The attacks have not been claimed. The Congolese authorities accuse "Mai Mai", militias formed on a community basis and whose actions range from the defense of community interests to serious crime.

"No WHO agent is among the dead, even if one of them was wounded," WHO said. "The other wounded are mainly agents of the (Congolese) Ministry of Health".

"WHO and its partners are treating the wounded and keeping other staff safe," according to the WHO twitter account in the DRC.

"Our Biakato and Mangina bases were attacked almost simultaneously around midnight," said the Congolese leader of the Ebola response, Dr. Jean-Jacques Muyembe.

Mangina is the place where the tenth Ebola outbreak on Congolese soil left in July-August 2018. United Nations Secretary-General Antonio Guterres went there on 1 September.

- "More people will die" -

WHO is the partner of the Congolese Ministry of Health in the fight against the Ebola epidemic, which has killed 2,199 people since August 2018.

"Ebola was behind, these attacks will revive the epidemic, and more people will die," said WHO Director-General Tedros Adhanom Gebreyesus, quoted in the statement.

Seven new cases of Ebola were recorded last week, against 120 at the peak of the epidemic last April, according to WHO.

30 km from Mangina, anti-Ebola activities are threatened by insecurity in Beni and its region, where a hundred civilians have been massacred since 5 November.

The killings attributed to the armed group ADF, originally a Ugandan rebel movement, established in eastern DRC where it has been rooted for nearly twenty-five years, have provoked angry demonstrations over the last week. blues present in the region.

The WHO said Tuesday that it has transferred from Beni to Goma 49 of its 120 employees fighting Ebola.

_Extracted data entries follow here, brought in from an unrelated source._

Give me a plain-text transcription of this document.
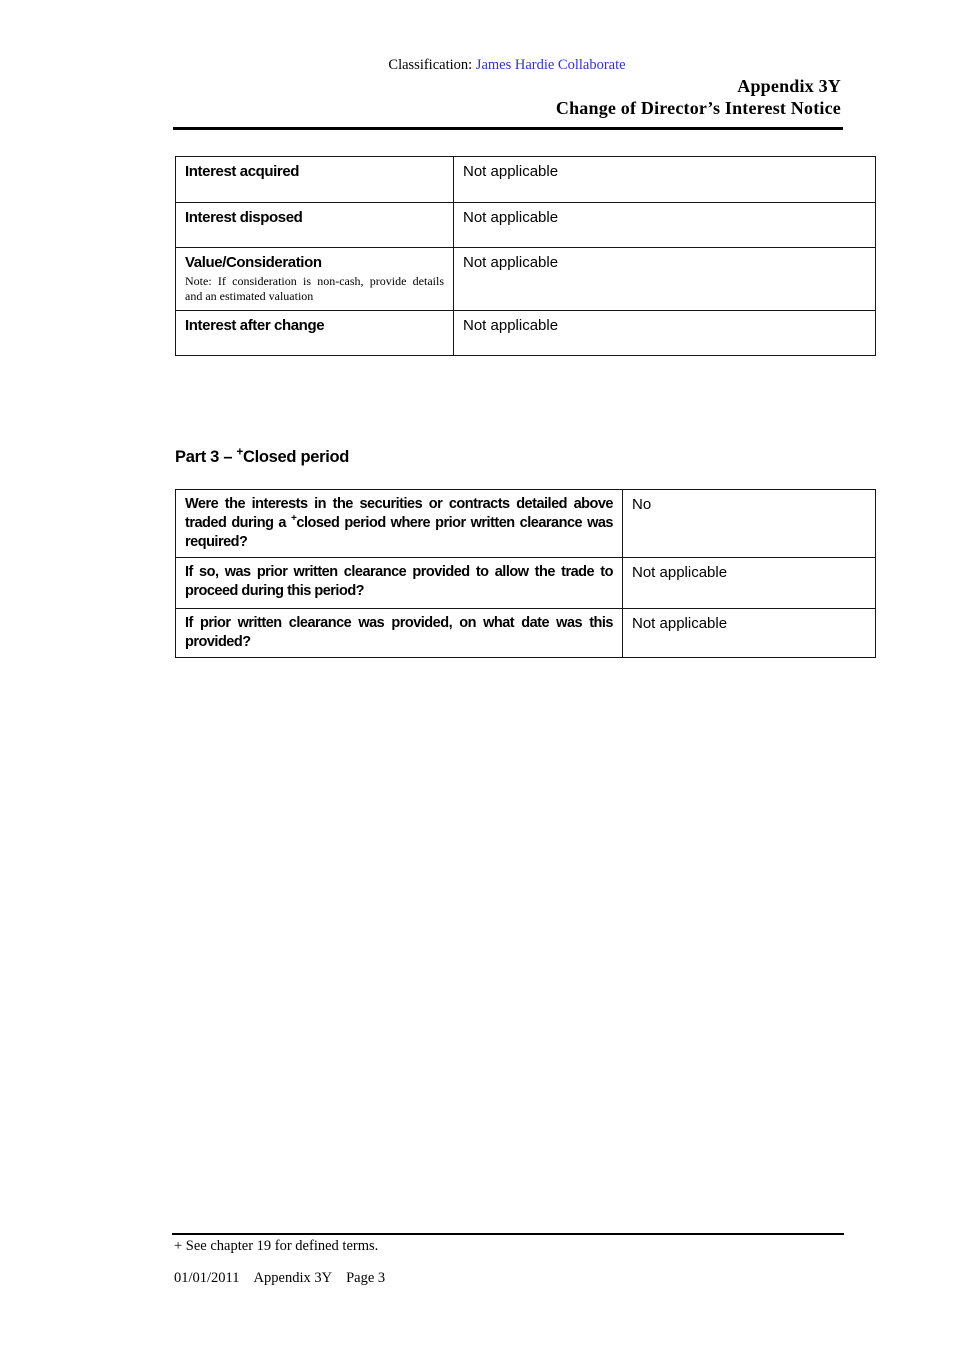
Classification: James Hardie Collaborate
Appendix 3Y
Change of Director’s Interest Notice
Interest acquired	Not applicable
Interest disposed	Not applicable

Value/Consideration
Note: If consideration is non-cash, provide details and an estimated valuation	Not applicable
Interest after change	Not applicable
Part 3 – +Closed period
Were the interests in the securities or contracts detailed above traded during a +closed period where prior written clearance was required?	No
If so, was prior written clearance provided to allow the trade to proceed during this period?	Not applicable
If prior written clearance was provided, on what date was this provided?	Not applicable
+ See chapter 19 for defined terms.
01/01/2011 Appendix 3Y Page 3
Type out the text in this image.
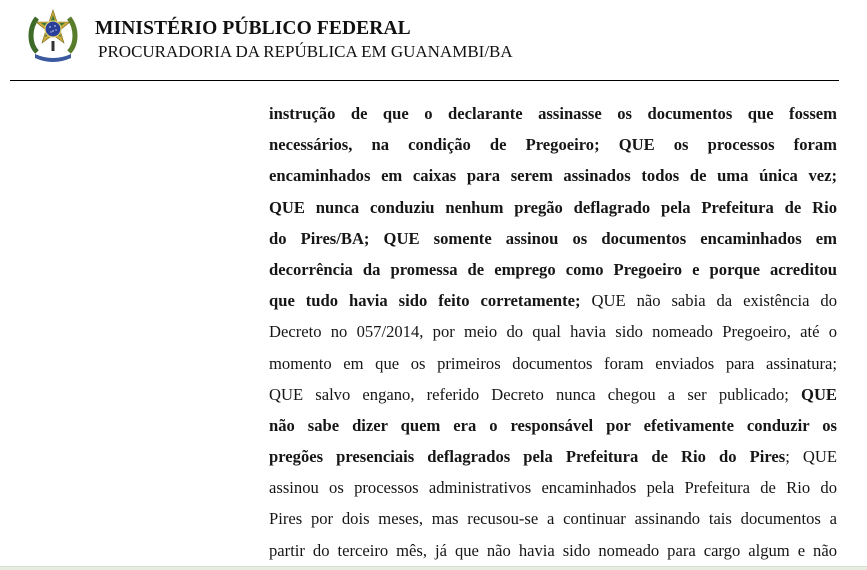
MINISTÉRIO PÚBLICO FEDERAL
PROCURADORIA DA REPÚBLICA EM GUANAMBI/BA
instrução de que o declarante assinasse os documentos que fossem
necessários, na condição de Pregoeiro; QUE os processos foram
encaminhados em caixas para serem assinados todos de uma única vez;
QUE nunca conduziu nenhum pregão deflagrado pela Prefeitura de Rio
do Pires/BA; QUE somente assinou os documentos encaminhados em
decorrência da promessa de emprego como Pregoeiro e porque acreditou
que tudo havia sido feito corretamente; QUE não sabia da existência do
Decreto no 057/2014, por meio do qual havia sido nomeado Pregoeiro, até o
momento em que os primeiros documentos foram enviados para assinatura;
QUE salvo engano, referido Decreto nunca chegou a ser publicado; QUE
não sabe dizer quem era o responsável por efetivamente conduzir os
pregões presenciais deflagrados pela Prefeitura de Rio do Pires; QUE
assinou os processos administrativos encaminhados pela Prefeitura de Rio do
Pires por dois meses, mas recusou-se a continuar assinando tais documentos a
partir do terceiro mês, já que não havia sido nomeado para cargo algum e não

"Health control activities are disrupted in the cities of Beni and Butembo", because of demonstrations of the population denouncing "killings of civilians," noted the Congolese Ministry of Health in its latest epidemiological bulletin Thursday.

The current epidemic is the most serious in the history of the haemorrhagic fever virus discovered in 1976, after that which killed 11,000 people in West Africa in 2014.

She was elevated to the rank of "public health emergency of international concern" by WHO last July.